How to find out the WORST of anything?

The Master doesn’t approve of such viewing habits.

Go to Metafilter.com and do a search sorting by lowest scores. Here are a few choice picks from The Cat in the Hat:

“A vulgar, uninspired lump of poisoned eye candy.”
-NYTimes

“The movie is crass and vulgar almost beyond belief.”
-Salon.com

“If the producers had dug up Ted Geisel’s body and hung it from a tree, they couldn’t have desecrated the man more.”
-Boston Globe

“An abomination, impure and simple.”
-Wall Street Journal.

“The producers may as well have skipped the hassle of securing licensing rights and simply called this mess Mike Myers: Asshole in Fur.”
-Dallas Observer

Now thats what I call criticism

Oh my God, that’s the funniest bad movie ever. I recommend it to everyone. Alcohol and funny friends must be involved.
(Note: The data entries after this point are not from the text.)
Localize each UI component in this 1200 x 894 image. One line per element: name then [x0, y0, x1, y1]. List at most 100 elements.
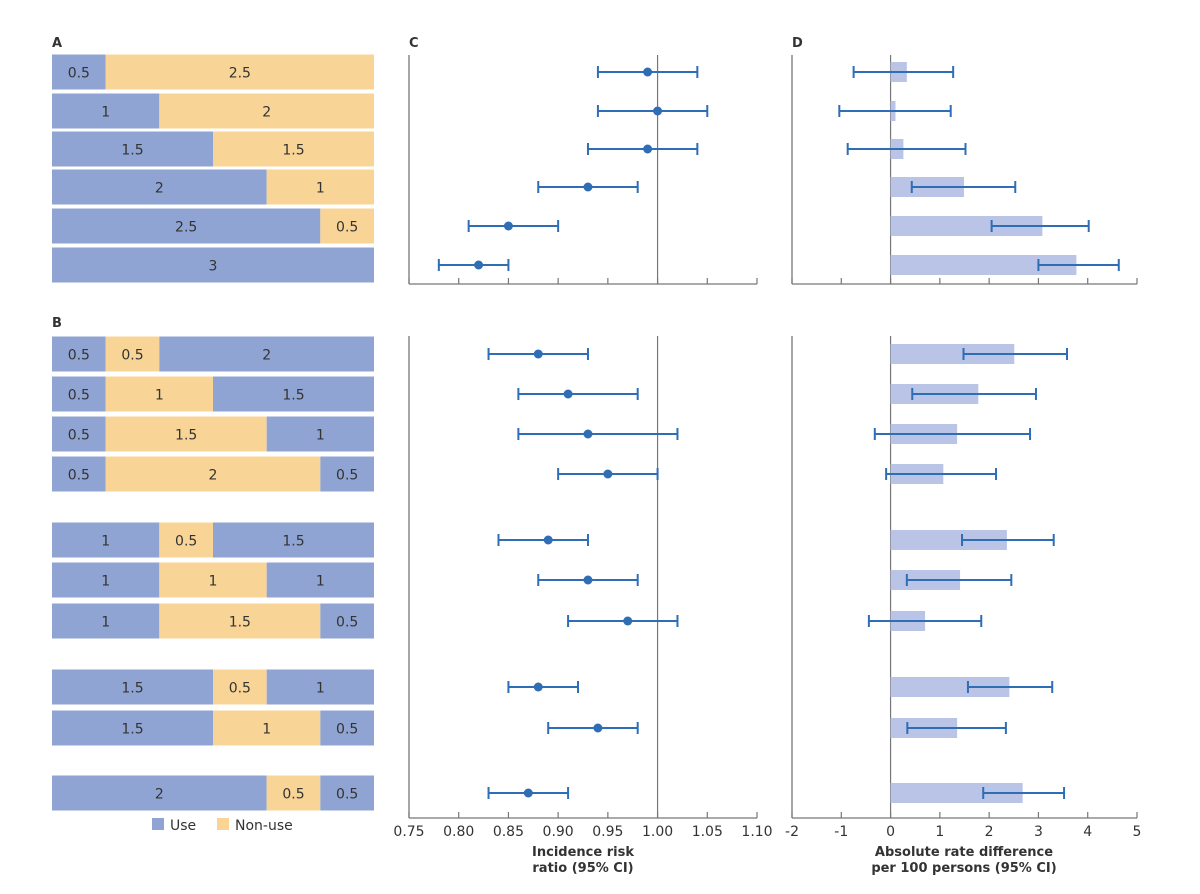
- legend-label-nonuse: Non-use: [235, 818, 293, 834]
- b-segment-use: [266, 669, 374, 705]
- c-bottom-point-estimate: [583, 429, 593, 439]
- b-segment-use: [52, 603, 160, 639]
- a-segment-label: 1.5: [282, 143, 304, 159]
- c-bottom-tick-label: 1.10: [741, 824, 772, 840]
- d-xlabel-line1: Absolute rate difference: [875, 845, 1053, 860]
- b-segment-use: [213, 522, 374, 558]
- d-bottom-tick-label: 3: [1034, 824, 1043, 840]
- b-segment-label: 0.5: [68, 388, 90, 404]
- legend-label-use: Use: [170, 818, 196, 834]
- b-segment-label: 0.5: [68, 348, 90, 364]
- c-bottom-tick-label: 0.80: [443, 824, 474, 840]
- b-segment-label: 1: [155, 388, 164, 404]
- b-segment-label: 1.5: [175, 428, 197, 444]
- c-xlabel-line1: Incidence risk: [532, 845, 634, 860]
- b-segment-use: [320, 710, 374, 746]
- c-bottom-tick-label: 1.05: [692, 824, 723, 840]
- b-segment-use: [266, 416, 374, 452]
- panel-label-a: A: [52, 36, 62, 51]
- c-bottom-point-estimate: [533, 682, 543, 692]
- c-bottom-point-estimate: [543, 535, 553, 545]
- b-segment-label: 0.5: [336, 468, 358, 484]
- b-segment-nonuse: [213, 710, 321, 746]
- b-segment-label: 0.5: [336, 787, 358, 803]
- c-bottom-point-estimate: [603, 469, 613, 479]
- c-top-point-estimate: [583, 182, 593, 192]
- b-segment-nonuse: [159, 603, 321, 639]
- c-bottom-point-estimate: [583, 575, 593, 585]
- c-bottom-point-estimate: [523, 788, 533, 798]
- b-segment-use: [213, 376, 374, 412]
- b-segment-label: 0.5: [229, 681, 251, 697]
- a-segment-label: 1.5: [121, 143, 143, 159]
- a-segment-use: [52, 93, 160, 129]
- a-segment-label: 0.5: [336, 220, 358, 236]
- c-top-point-estimate: [643, 144, 653, 154]
- b-segment-use: [320, 775, 374, 811]
- d-bottom-bar: [890, 677, 1010, 697]
- d-top-bar: [890, 216, 1043, 236]
- c-bottom-point-estimate: [593, 723, 603, 733]
- b-segment-nonuse: [159, 562, 267, 598]
- b-segment-use: [52, 416, 106, 452]
- b-segment-label: 0.5: [336, 615, 358, 631]
- c-bottom-tick-label: 0.85: [493, 824, 524, 840]
- legend-swatch-use: [152, 818, 164, 830]
- a-segment-label: 2.5: [175, 220, 197, 236]
- b-segment-use: [52, 775, 267, 811]
- b-segment-label: 1.5: [121, 722, 143, 738]
- b-segment-use: [159, 336, 374, 372]
- b-segment-nonuse: [266, 775, 321, 811]
- a-segment-label: 2: [155, 181, 164, 197]
- c-top-point-estimate: [643, 67, 653, 77]
- b-segment-label: 0.5: [121, 348, 143, 364]
- a-segment-label: 1: [101, 105, 110, 121]
- b-segment-nonuse: [213, 669, 267, 705]
- c-bottom-point-estimate: [533, 349, 543, 359]
- d-bottom-tick-label: 0: [886, 824, 895, 840]
- b-segment-label: 1: [209, 574, 218, 590]
- b-segment-use: [52, 522, 160, 558]
- a-segment-use: [52, 208, 321, 244]
- a-segment-nonuse: [266, 169, 374, 205]
- panel-label-d: D: [792, 36, 803, 51]
- c-bottom-tick-label: 0.95: [592, 824, 623, 840]
- a-segment-label: 1: [316, 181, 325, 197]
- c-top-point-estimate: [474, 260, 484, 270]
- c-bottom-point-estimate: [563, 389, 573, 399]
- b-segment-use: [52, 562, 160, 598]
- b-segment-use: [52, 710, 213, 746]
- a-segment-nonuse: [105, 54, 375, 90]
- d-bottom-tick-label: 5: [1133, 824, 1142, 840]
- b-segment-label: 1: [316, 681, 325, 697]
- b-segment-use: [320, 456, 374, 492]
- a-segment-label: 2: [262, 105, 271, 121]
- b-segment-label: 1.5: [229, 615, 251, 631]
- d-bottom-tick-label: 1: [935, 824, 944, 840]
- b-segment-use: [266, 562, 374, 598]
- a-segment-nonuse: [213, 131, 374, 167]
- b-segment-label: 2: [262, 348, 271, 364]
- a-segment-use: [52, 247, 374, 283]
- c-xlabel-line2: ratio (95% CI): [532, 861, 633, 876]
- b-segment-label: 2: [155, 787, 164, 803]
- b-segment-label: 0.5: [68, 428, 90, 444]
- c-bottom-tick-label: 0.75: [393, 824, 424, 840]
- b-segment-nonuse: [105, 336, 160, 372]
- b-segment-label: 2: [209, 468, 218, 484]
- d-top-bar: [890, 255, 1077, 275]
- b-segment-label: 0.5: [336, 722, 358, 738]
- b-segment-label: 1: [316, 428, 325, 444]
- d-bottom-tick-label: 4: [1083, 824, 1092, 840]
- c-top-point-estimate: [503, 221, 513, 231]
- b-segment-label: 0.5: [175, 534, 197, 550]
- panel-label-c: C: [409, 36, 419, 51]
- c-top-point-estimate: [653, 106, 663, 116]
- b-segment-use: [52, 456, 106, 492]
- b-segment-label: 1.5: [282, 388, 304, 404]
- d-bottom-tick-label: 2: [985, 824, 994, 840]
- b-segment-label: 1: [101, 534, 110, 550]
- a-segment-label: 3: [209, 259, 218, 275]
- d-xlabel-line2: per 100 persons (95% CI): [871, 861, 1056, 876]
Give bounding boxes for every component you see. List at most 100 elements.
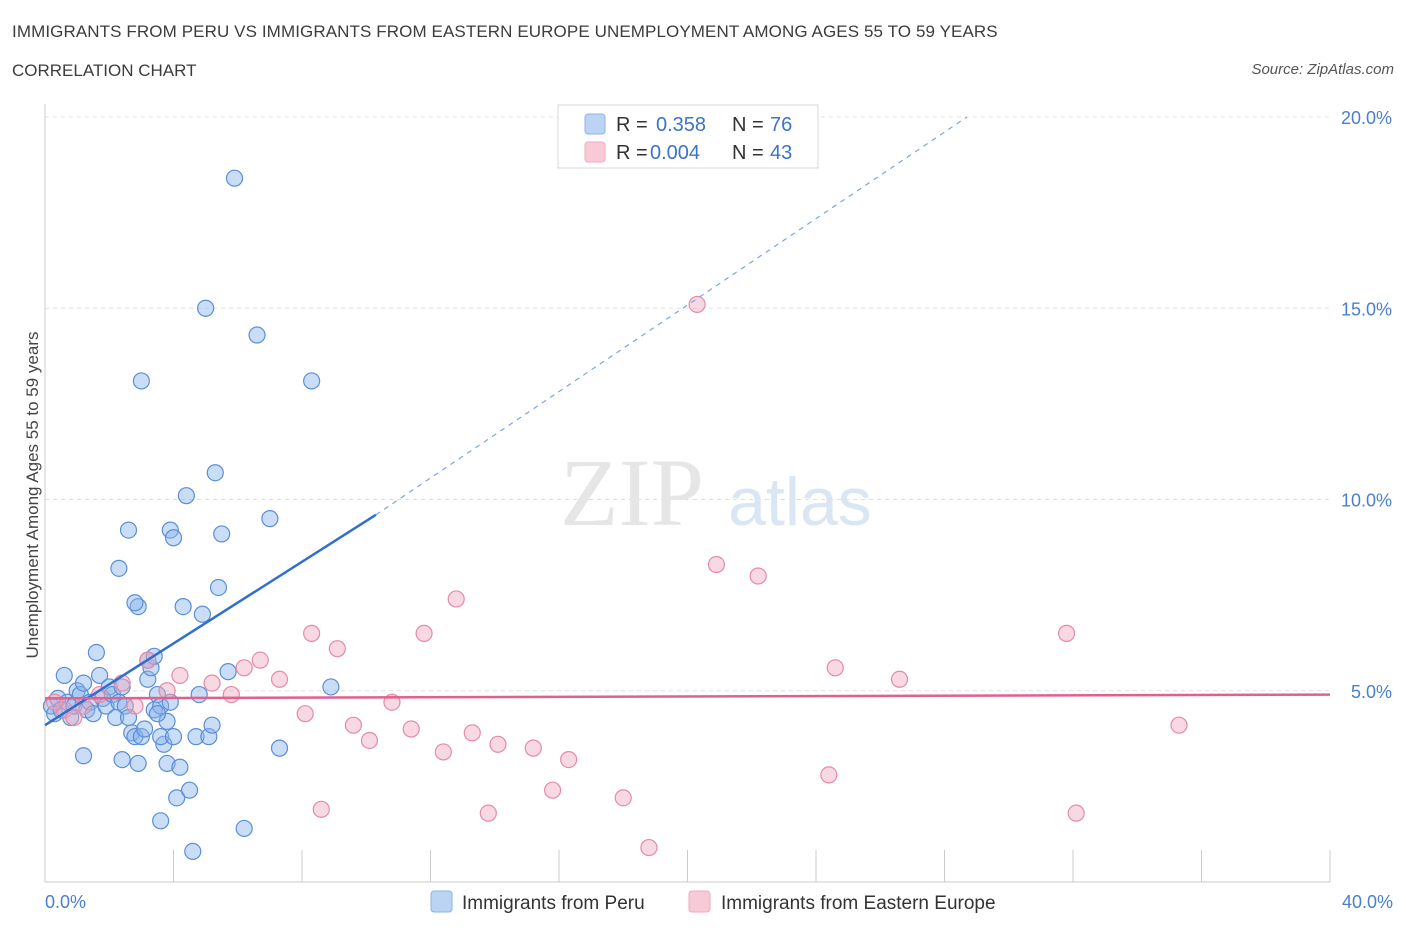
peru-point: [74, 674, 93, 692]
eastern-europe-point: [303, 624, 321, 642]
bottom-legend: Immigrants from Peru Immigrants from Eas…: [430, 890, 996, 914]
peru-point: [152, 728, 170, 746]
chart-subtitle: CORRELATION CHART: [12, 61, 197, 80]
peru-point: [177, 487, 195, 505]
eastern-europe-point: [1170, 716, 1188, 734]
eastern-europe-point: [222, 685, 240, 704]
legend-n-value: 43: [770, 142, 792, 164]
peru-point: [206, 464, 224, 482]
peru-point: [187, 728, 205, 746]
watermark: ZIP atlas: [560, 439, 872, 546]
eastern-europe-point: [447, 590, 465, 608]
eastern-europe-point: [688, 295, 706, 314]
peru-point: [129, 754, 147, 773]
peru-point: [74, 747, 93, 765]
legend-swatch-eastern-europe: [584, 141, 606, 163]
eastern-europe-point: [251, 651, 269, 669]
peru-point: [209, 578, 228, 597]
eastern-europe-point: [560, 750, 578, 769]
axes: 5.0% 10.0% 15.0% 20.0% 0.0% 40.0%: [44, 104, 1393, 912]
y-axis-label: Unemployment Among Ages 55 to 59 years: [23, 332, 42, 659]
legend-swatch-peru: [584, 113, 606, 135]
chart-title: IMMIGRANTS FROM PERU VS IMMIGRANTS FROM …: [12, 22, 998, 41]
peru-point: [270, 739, 289, 757]
peru-point: [180, 781, 199, 799]
peru-trend-extension: [375, 116, 968, 516]
eastern-europe-point: [820, 766, 838, 784]
eastern-europe-point: [1057, 624, 1076, 642]
bottom-legend-label-peru: Immigrants from Peru: [462, 893, 645, 914]
eastern-europe-point: [543, 781, 562, 799]
eastern-europe-point: [270, 670, 289, 688]
eastern-europe-point: [312, 800, 330, 818]
eastern-europe-point: [328, 640, 346, 658]
x-tick-label: 0.0%: [45, 892, 86, 912]
eastern-europe-point: [344, 716, 362, 734]
peru-point: [158, 754, 176, 773]
peru-point: [119, 521, 138, 539]
peru-point: [322, 678, 340, 696]
peru-point: [152, 812, 170, 830]
legend-n-label: N =: [732, 142, 764, 164]
eastern-europe-point: [479, 804, 497, 822]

Anyway, I think that some of the worst movies out there are the ones that were expected to be big but became major jokes when they flopped. It would be really, really hard to talk me into watching Gigli. There’s a big difference between a low budget USA Up All Night campfest that pretty much knows it’s bad and a multimillion dollar motion picture featuring A-list Hollywood stars that thinks it’s awesome but really sucks donkey nads.

Okay, the worst movie ever is Fearless Frank, starring Jon Voight. It has a character named “Plethora.” It’s really awful.

But for somebody out there it’s their favorite movie.

Note that even on IMdB, the “worst movie ever” is Manos the Hands of Fate (well, I think that was it), and yet there are people who loved it.

The movie I most hated sitting through but sat through anyway was Mr. Holland’s Opus (Fearless Frank was at least campy and those were the sensimilla days) but other people in the audience, including the friend I saw it with, liked it just fine. I thought American Beauty was pretentious but redeemed, somewhat, by the ending, even though it was kind of a manipulative ending. Grand Canyon got the worst possible rating from both local papers when it came out, and even though they were both usually pretty much on the same page as I am, I loved that movie.

Movies, unlike television (or at least, most television), rely not just on what the screenwriter, director, and actors bring to the screen, but what the individual members of the audience bring to the theater. As MST3K proves, you can actually have a good time watching a bad movie, and a not so good time watching a good one.

Batman and Robin is the worst movie ever made. This is an objective fact.